While thanking the Lord Privy Seal for attempting the usual arrangements, may I ask him whether he is aware that the Council of Ministers has promoted a regulation which will enable a £1,000 million fund to be made available for the development of atomic power and research? Can he say at which Council meeting this will be discussed? Will he also assure the House that, as the Scrutiny Committee has recommended a debate, the matter will be debated here before it is discussed and decided at the appropriate Council?

Sir I. Gilmour

I will give the second assurance, since I think that it relates to a decision rather than to a debate. I assume that the answer to the first question is the Energy Council.

Mr. Foulkes

Will the right hon.

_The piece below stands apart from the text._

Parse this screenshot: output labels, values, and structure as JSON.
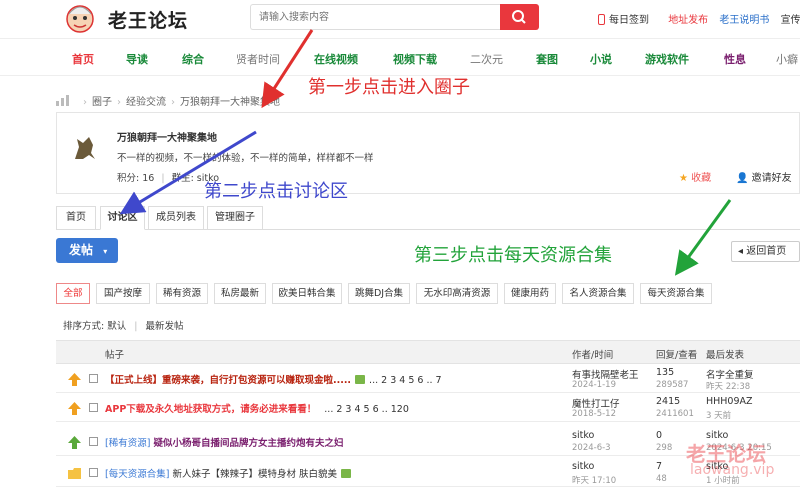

Gentleman ask the Minister of Transport to seek the advice of the German Minister of Transport when he attends the Transport Council on how the latter can persuade his Government to give to the railways a subsidy nine times the size of the subsidy in the United Kingdom? Will he see that his right hon. Friend brings back that advice to the Government to ensure that British Rail does not have to consider the options of rail closures which it seems still to be considering, in spite of the denial by the Minister of Transport earlier this month?

Sir I. Gilmour

I am sure that my right hon. Friend is always ready and willing both to talk and to listen to his German counterpart.

Mr. Robert Hughes

Will the right hon. Gentleman take the initiative at the Council of Ministers to ensure that the inequitable agreement with the third party of the Farces is rediscussed in order to protect the Aberdeen fishing industry? Will he also seriously consider beginning a discussion on the multi-fibre arrangement on which a great deal needs to be done to make sure that it is tightened up?

Sir I. Gilmour

I will draw what the hon. Gentleman said in the first part of his question to the attention of my right hon. Friend the Minister of Agriculture for the meeting which takes place next week.

Mr. Leighton

Since the right hon. Gentleman said that the next meeting of Agriculture Ministers is to discuss what I think he called the services in the dairy sector, and, bearing in mind the fact that the Community is currently spending £3,000 million on disposing of surplus dairy products, will he assure the House that he will protect the British doorstep milk delivery system and that to that end the Government will remain adamant in keeping out French ultraheat-treated milk?

Sir I. Gilmour

I can assure the hon. Gentleman and the House that the Government are very well disposed towards the present milk delivery system and that they have no plans to see it altered.

Mr. Shore

In view of the right hon. Gentleman's remarks in answer to my opening question, may I be allowed to assure him that we value these monthly statements on EEC business and would certainly wish them to continue, and that our scepticism relates far more to the nature of the business than to the value of the oral statement?